There's only a few basic things to do:

  1. Iterate: I'm using os.walk which will list all the files in the nominated folder and all subfolders, checking the extension of any files located to ensure that the script only tries to open images. You could use os.listdir() if you don't want to find all the files down the folder tree.
  2. Open the dataset: using gdal.Open or gdal.OpenShared and get the first band (index is 1 as bands are 1 based).
  3. Get the NoData value as an object and print it.

Before trying to run this please ensure that GDAL is installed with python bindings or you will get an error on line 2.

import os, sys
from osgeo import gdal # import the GDAL object, please ensure this is installed in your python

AllowedImageExtensions = ['.TIF','.IMG'] # Add new image extensions here in UPPER CASE

BaseFolder = sys.argv[1] # the first argument, if you like replace with a defined path.
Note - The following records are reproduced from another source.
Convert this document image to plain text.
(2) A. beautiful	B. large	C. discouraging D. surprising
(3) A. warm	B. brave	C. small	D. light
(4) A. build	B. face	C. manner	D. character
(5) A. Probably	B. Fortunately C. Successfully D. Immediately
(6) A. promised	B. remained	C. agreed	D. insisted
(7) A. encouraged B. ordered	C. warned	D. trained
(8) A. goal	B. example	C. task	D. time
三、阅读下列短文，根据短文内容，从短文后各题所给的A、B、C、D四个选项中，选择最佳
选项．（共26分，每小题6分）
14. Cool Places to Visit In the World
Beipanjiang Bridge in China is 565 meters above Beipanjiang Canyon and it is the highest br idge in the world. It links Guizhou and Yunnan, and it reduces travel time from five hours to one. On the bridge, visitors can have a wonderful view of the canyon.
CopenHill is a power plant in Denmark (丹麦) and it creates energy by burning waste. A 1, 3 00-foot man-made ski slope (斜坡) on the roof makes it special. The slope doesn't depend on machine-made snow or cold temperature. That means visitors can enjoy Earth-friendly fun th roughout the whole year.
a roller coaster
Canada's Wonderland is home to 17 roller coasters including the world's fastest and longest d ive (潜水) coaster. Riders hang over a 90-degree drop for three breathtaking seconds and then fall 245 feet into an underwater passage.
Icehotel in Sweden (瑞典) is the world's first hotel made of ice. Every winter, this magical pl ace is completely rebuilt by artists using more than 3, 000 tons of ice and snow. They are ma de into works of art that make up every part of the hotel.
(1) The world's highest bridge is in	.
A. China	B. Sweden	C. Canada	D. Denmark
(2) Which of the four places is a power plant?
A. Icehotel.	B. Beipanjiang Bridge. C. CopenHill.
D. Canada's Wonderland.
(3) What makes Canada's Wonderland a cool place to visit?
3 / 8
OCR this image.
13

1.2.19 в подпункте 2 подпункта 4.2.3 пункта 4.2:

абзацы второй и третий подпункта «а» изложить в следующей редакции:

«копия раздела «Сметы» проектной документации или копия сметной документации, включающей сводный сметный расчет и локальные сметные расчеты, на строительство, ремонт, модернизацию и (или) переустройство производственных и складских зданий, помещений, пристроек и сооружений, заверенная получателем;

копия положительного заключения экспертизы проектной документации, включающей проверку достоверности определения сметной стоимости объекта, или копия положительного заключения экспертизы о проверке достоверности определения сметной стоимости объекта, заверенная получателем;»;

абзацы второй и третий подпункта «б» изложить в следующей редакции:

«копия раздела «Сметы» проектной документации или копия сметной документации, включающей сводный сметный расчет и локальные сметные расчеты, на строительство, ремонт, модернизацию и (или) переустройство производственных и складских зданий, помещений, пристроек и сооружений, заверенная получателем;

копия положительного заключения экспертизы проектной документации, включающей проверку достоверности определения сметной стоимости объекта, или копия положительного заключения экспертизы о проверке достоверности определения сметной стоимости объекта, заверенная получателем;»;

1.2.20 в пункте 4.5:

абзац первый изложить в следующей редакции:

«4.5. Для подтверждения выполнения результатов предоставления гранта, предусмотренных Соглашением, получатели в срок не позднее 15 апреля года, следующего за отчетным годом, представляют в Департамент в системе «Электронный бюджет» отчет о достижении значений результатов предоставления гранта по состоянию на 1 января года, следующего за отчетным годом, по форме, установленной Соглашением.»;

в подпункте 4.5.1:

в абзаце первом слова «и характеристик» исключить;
for (curPath,Folders,Files) in os.walk(BaseFolder):
    for thisFile in Files:
        bName, bExt = os.path.splitext(thisFile) # break the file name into 'name', '.ext'
        if bExt.upper() in AllowedImageExtensions:
            # file has the right extension to be a raster
            ds  = gdal.Open(os.path.join(curPath,thisFile)) # open the dataset with the full path
            bnd = ds.GetRasterBand(1) # get the first band
            NoDat = bnd.GetNoDataValue()
            print( "{} :: {}".format( os.path.join(curPath,thisFile),NoDat))

If your QGIS has a python window you should be able to run from there but replace the line BaseFolder = sys.argv[1] with BaseFolder = '/your/path'.